Sozinho, pensando na vida, recordando fatos.
Então a constatação: passara a vida toda a empilhar sentimentos.
Um após o outro, esmagando o outro, pesando sobre o outro.
Desde a mais tenra infância, especializara-se em empilhá-los meticulosa e simetricamente.
Andava com cuidado pelo mundo, com medo de derrubá-los.
Agora, estava muito difícil carregar o fardo. A cada passo, o medo de perder tudo.
Havia de fazer algo com esta pilha. Mas ao longo dos anos não conseguira chegar à conclusão do que fazer.
Talvez conseguisse trazer o mundo da sensibilidade para o mundo da realidade.
Talvez trazer para sua vida uma celebração, deixando que a pilha se esparramasse pelo chão?
Conseguiria assim fazer aparecer o sentimento que trouxesse em si mesmo o conteúdo perfeito?
E se ao esparramar a pilha os sentimentos se perdessem, escorregassem, não parassem em canto algum? Se fossem redondos como bolas?
Como saber que formato teriam?
Perigoso. Ficar sem a pilha e sem sentimento algum seria catastrófico, tão acostumado estava a carregá-los.

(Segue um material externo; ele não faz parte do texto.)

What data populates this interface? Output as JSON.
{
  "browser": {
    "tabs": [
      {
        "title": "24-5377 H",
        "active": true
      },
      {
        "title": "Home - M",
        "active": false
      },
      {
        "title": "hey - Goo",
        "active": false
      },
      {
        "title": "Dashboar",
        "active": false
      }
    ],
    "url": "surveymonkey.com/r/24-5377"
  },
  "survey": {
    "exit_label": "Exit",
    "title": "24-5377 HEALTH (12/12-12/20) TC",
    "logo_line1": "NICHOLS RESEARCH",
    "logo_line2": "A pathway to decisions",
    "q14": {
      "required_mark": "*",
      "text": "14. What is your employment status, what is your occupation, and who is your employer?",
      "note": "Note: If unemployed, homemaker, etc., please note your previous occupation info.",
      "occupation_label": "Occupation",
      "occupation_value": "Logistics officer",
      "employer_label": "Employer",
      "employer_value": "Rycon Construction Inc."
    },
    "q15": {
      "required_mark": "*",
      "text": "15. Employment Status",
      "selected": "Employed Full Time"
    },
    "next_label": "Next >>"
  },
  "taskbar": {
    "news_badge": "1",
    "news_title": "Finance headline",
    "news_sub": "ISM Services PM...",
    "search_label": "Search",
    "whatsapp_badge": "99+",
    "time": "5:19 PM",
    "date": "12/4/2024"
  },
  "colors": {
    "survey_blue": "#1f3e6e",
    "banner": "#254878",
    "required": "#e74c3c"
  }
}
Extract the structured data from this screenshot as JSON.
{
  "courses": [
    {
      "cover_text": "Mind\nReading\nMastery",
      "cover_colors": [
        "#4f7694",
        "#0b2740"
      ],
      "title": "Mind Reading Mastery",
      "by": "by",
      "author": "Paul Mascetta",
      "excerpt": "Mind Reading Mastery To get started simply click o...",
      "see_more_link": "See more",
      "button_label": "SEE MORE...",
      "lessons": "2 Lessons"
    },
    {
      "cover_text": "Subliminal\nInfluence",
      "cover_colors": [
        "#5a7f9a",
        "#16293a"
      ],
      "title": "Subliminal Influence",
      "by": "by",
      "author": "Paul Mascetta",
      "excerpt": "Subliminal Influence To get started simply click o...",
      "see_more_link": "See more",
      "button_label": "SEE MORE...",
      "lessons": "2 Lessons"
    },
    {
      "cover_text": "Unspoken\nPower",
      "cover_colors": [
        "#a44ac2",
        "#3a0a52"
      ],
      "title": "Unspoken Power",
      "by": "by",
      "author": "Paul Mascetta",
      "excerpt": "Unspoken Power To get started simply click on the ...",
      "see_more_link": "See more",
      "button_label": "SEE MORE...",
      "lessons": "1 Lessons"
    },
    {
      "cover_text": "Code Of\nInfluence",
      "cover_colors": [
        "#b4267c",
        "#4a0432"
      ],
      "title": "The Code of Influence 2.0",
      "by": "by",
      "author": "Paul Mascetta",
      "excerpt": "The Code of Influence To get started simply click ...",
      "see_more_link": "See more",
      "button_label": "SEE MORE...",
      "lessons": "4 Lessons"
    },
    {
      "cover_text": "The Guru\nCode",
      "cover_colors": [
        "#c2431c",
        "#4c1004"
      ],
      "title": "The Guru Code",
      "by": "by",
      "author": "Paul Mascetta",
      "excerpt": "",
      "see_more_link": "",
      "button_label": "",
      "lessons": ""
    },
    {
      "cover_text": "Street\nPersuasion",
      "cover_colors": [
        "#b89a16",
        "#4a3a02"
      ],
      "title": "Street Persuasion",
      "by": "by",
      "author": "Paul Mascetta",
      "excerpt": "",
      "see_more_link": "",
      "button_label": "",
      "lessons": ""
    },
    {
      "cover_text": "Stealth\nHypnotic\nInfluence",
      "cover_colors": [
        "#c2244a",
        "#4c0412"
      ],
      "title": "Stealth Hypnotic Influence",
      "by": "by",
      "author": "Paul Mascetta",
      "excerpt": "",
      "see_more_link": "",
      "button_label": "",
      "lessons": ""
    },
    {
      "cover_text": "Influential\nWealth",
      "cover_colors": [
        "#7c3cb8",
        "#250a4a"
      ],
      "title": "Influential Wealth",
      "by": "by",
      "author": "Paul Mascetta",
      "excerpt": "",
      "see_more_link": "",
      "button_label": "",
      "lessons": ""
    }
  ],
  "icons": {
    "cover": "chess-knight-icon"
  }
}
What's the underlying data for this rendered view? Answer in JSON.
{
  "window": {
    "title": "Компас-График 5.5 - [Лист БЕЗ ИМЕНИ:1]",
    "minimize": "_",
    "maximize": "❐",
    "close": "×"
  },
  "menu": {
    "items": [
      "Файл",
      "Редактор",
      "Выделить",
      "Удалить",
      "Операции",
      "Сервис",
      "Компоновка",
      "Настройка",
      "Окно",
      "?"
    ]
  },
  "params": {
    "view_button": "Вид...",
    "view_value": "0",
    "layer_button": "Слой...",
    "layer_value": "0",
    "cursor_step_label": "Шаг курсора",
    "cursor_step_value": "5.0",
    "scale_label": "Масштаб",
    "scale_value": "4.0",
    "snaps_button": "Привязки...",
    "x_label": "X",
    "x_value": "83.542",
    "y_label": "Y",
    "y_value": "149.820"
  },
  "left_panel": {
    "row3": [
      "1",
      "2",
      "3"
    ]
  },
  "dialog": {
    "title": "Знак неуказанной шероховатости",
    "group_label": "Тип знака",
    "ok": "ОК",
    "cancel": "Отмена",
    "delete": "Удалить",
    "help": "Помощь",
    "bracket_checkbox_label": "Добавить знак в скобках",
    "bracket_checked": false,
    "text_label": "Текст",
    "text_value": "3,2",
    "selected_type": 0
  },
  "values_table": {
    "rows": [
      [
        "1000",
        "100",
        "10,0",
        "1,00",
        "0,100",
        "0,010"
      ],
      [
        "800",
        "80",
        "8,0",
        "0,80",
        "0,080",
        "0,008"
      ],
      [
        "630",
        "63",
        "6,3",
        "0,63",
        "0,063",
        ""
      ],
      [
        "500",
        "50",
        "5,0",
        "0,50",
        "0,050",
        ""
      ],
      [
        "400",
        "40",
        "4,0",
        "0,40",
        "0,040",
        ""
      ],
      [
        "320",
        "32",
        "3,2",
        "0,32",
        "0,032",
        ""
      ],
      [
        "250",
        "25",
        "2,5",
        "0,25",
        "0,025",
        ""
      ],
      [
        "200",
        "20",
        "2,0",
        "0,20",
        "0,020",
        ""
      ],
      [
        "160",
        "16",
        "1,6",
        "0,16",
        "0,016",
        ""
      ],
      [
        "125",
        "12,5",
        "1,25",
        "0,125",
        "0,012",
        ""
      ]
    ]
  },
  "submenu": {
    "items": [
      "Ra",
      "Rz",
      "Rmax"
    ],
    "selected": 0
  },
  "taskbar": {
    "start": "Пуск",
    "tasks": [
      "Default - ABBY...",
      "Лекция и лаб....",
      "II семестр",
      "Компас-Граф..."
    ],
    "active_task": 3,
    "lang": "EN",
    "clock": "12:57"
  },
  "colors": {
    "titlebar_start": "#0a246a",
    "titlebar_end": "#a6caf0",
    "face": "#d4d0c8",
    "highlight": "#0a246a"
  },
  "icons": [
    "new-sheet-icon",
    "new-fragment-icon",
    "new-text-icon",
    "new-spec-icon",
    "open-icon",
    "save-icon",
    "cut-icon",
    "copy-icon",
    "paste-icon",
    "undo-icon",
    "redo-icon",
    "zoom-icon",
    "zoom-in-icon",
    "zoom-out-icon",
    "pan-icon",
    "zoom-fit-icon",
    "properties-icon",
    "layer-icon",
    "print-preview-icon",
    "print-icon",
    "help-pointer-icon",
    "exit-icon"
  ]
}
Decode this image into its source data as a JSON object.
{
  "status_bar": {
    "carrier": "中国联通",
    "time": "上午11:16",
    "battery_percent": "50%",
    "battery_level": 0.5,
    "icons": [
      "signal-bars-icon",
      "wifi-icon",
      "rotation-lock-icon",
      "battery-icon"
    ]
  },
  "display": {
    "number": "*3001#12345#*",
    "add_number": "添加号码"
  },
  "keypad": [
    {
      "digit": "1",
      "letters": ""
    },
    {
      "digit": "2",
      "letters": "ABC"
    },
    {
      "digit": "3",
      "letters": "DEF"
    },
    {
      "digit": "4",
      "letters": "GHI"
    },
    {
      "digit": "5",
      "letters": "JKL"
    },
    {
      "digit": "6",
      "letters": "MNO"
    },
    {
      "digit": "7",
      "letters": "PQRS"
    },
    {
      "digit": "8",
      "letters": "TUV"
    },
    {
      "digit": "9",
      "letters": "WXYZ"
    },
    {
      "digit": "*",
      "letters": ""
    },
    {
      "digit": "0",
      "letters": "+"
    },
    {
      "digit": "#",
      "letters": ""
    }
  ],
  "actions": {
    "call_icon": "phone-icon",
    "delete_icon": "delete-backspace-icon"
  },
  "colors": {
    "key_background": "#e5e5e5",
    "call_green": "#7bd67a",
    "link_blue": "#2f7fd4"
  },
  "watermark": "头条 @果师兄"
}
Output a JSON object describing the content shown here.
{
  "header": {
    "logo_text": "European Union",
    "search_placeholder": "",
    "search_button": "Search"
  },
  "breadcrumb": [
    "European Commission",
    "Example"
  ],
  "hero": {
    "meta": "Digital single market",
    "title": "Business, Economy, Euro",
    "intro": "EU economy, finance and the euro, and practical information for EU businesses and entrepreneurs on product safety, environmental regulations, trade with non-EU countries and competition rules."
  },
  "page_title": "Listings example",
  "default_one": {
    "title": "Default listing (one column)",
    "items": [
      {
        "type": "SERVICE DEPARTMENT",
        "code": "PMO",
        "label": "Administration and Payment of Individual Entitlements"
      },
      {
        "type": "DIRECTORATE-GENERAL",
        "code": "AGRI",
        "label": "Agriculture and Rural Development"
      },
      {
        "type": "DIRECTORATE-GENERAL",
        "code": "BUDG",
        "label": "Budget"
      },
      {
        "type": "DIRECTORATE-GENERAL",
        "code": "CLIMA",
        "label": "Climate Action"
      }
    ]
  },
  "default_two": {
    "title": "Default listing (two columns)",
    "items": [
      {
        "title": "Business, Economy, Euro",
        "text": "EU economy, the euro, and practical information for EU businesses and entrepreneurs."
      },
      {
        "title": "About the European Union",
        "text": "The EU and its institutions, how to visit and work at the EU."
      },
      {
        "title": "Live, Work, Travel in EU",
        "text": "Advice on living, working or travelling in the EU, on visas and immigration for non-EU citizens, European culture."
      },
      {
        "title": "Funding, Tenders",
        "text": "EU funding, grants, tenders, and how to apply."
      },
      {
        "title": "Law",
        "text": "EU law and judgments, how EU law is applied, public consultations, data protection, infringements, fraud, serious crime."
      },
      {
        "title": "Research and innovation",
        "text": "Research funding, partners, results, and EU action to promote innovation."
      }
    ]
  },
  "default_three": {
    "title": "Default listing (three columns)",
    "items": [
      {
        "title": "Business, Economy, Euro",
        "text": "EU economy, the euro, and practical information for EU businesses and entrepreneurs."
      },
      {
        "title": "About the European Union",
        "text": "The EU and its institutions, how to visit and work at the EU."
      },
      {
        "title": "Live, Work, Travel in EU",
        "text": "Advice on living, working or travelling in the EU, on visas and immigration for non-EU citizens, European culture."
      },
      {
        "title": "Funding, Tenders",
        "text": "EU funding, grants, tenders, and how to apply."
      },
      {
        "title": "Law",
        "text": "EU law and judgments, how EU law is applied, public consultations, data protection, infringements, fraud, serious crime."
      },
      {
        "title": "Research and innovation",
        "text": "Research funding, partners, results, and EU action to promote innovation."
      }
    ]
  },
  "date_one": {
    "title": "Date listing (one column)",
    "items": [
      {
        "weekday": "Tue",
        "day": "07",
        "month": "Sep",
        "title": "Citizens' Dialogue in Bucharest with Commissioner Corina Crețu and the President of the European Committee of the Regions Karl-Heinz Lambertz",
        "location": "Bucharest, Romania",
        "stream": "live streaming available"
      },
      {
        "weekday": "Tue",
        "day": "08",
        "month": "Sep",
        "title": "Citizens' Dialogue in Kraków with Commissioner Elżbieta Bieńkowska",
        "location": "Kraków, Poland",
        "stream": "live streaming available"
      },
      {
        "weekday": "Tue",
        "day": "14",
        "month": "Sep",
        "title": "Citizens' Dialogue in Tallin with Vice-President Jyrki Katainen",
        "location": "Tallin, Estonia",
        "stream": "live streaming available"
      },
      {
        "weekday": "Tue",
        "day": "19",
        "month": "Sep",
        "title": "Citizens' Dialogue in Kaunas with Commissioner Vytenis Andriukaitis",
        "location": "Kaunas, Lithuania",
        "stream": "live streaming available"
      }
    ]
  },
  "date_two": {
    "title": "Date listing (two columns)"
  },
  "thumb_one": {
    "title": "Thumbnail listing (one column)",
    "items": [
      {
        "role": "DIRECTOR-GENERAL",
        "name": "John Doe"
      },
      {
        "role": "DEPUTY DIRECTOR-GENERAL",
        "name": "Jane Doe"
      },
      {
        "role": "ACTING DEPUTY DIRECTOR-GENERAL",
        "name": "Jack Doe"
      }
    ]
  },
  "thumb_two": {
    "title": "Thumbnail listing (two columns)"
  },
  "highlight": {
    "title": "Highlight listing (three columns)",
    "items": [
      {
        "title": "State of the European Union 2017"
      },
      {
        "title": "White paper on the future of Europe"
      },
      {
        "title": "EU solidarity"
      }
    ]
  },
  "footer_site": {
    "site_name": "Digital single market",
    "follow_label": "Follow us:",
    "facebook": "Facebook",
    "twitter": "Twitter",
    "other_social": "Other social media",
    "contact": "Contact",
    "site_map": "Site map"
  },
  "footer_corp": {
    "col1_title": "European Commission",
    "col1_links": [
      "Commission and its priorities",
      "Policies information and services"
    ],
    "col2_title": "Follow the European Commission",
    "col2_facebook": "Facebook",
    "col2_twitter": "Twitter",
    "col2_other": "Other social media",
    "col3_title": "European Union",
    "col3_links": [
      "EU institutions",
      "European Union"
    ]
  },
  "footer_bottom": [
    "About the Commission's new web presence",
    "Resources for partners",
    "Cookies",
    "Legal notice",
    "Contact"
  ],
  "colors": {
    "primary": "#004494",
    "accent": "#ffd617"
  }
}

Decidiu delicadamente colocar a pilha no chão de areia, mas sem largá-la por completo. Amarrou firmemente todos os sentimentos com um cordão de cipó, que achou perdido na praia. Sentou-se sobre ela. E ali ficou, mais um a pesar na pilha interminável.
Passaram-se dias, passaram-se meses, passaram-se anos. O tempo foi formando um escudo à sua volta. Como um casulo.
Lá dentro, protegido de sua própria pilha, continuou a ensimesmar-se, concentrado, recolhido, ponderando sobre o que fazer com o que havia acumulado pela vida inteira.